États des lieux 

Photographies, Avallon, France, 2023
Portrait de l’ancienne Tannerie d’Avalon avant transformation
Commanditaire : Association Rhizome 


C’est le plus lent des bras de fer, celui qui s’amorce quand les opérations de maintenance s’arrêtent net. Le temps commence à pousser, ça souffle, ça râpe, ça croît, ça frappe, ça tousse. Les murs décrépitent, les boues montent, les peintures craquent, les briques roulent, sur les enseignes la rouille dessine ce qu’elle veut. Les surfaces se troublent, les aplats se criblent, les compositions décampent, les fils s’effritent. Partout l’eau rentre, partout particules de matière érodée se mélangent au son du vent qui souffle et s’amalgament dans les coins, poussière de fer, de bois, de souffre. Les artefacts tournent en ruine, les messages se brouillent et l’orage gronde au loin. Le petit tas de bâtiment est planté seul à attendre ses prochains occupants, sous la pluie. Il en prend plein la tête, il se couvre de mousses, il en perd son crépi, il en pleure de dépit, il s’affaisse et les herbes grimpent gaiement sur ses croutes.

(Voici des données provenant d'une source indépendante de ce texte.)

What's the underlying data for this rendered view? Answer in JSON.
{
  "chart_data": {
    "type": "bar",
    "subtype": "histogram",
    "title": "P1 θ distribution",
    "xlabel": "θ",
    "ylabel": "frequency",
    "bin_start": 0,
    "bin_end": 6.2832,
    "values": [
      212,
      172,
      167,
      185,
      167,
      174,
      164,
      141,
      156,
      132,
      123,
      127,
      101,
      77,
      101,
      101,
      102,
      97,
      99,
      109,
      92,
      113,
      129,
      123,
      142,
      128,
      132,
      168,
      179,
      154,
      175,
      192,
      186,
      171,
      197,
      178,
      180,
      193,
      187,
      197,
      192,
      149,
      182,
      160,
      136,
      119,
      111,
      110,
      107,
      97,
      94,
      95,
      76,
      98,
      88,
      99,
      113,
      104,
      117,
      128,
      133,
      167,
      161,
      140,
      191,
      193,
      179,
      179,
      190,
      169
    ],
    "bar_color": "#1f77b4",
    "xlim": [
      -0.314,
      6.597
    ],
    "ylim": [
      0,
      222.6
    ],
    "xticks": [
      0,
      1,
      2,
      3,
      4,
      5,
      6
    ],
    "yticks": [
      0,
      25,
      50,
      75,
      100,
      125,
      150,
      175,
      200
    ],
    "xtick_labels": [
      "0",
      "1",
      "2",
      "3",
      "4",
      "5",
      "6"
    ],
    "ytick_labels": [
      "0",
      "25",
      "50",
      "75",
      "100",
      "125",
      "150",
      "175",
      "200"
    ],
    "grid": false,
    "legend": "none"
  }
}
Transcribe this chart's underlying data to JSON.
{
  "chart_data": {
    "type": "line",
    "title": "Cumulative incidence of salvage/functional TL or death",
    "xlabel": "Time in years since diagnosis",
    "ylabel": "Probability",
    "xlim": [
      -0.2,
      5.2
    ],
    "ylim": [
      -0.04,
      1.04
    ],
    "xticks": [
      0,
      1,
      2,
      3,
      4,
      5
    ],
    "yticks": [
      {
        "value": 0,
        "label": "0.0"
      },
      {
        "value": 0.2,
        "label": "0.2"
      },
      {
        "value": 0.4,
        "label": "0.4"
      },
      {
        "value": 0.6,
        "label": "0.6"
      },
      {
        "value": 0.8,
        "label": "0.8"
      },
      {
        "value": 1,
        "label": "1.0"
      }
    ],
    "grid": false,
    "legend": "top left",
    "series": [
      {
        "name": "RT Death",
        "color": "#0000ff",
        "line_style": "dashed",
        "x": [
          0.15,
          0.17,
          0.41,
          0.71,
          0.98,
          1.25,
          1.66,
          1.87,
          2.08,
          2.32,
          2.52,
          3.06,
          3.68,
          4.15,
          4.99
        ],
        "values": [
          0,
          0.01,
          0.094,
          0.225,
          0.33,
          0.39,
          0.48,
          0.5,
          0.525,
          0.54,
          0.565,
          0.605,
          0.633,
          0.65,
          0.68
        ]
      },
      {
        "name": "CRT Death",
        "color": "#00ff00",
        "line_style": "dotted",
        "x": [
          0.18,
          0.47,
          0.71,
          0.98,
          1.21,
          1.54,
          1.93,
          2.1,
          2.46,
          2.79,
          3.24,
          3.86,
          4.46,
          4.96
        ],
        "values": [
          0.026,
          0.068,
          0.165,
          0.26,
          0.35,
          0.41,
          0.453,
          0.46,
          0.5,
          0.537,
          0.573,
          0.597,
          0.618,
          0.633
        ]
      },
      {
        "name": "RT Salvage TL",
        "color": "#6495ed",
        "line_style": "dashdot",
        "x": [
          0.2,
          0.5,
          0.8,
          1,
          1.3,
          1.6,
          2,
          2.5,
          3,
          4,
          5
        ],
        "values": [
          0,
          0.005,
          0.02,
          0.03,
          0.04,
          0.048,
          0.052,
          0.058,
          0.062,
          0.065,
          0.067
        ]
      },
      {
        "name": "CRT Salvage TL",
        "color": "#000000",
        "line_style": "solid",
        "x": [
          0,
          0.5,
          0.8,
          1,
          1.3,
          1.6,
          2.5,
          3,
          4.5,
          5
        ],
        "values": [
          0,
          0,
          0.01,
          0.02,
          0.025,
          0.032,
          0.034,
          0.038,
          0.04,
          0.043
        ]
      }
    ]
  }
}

Dans cette entre deux vies, je me blottis. Je me promène, petit fantôme entre la route et le ruisseau, dans la zone friche qu’on laisse encore un peu dormir. Mais j’entends déjà les fanfares, les visseuses et les violons, je sens déjà les fromages et la bière au houblon, je vois déjà les gouttes de rosée frappées par un rayon sur des mollets poussiéreux couverts de chaussettes grisonnantes plongées dans des chaussures blindées. Je vois les planches en tas posées et recouvertes de bâches blanches, je vois les pneus énormes des engins qui bâtissent tournant au ralenti devant mon nez. Je vois des doigts poncés s’enfoncer dans des pains pour les ouvrir en deux et j’entends les rires et les voix de celles et ceux qui viennent avec la vie.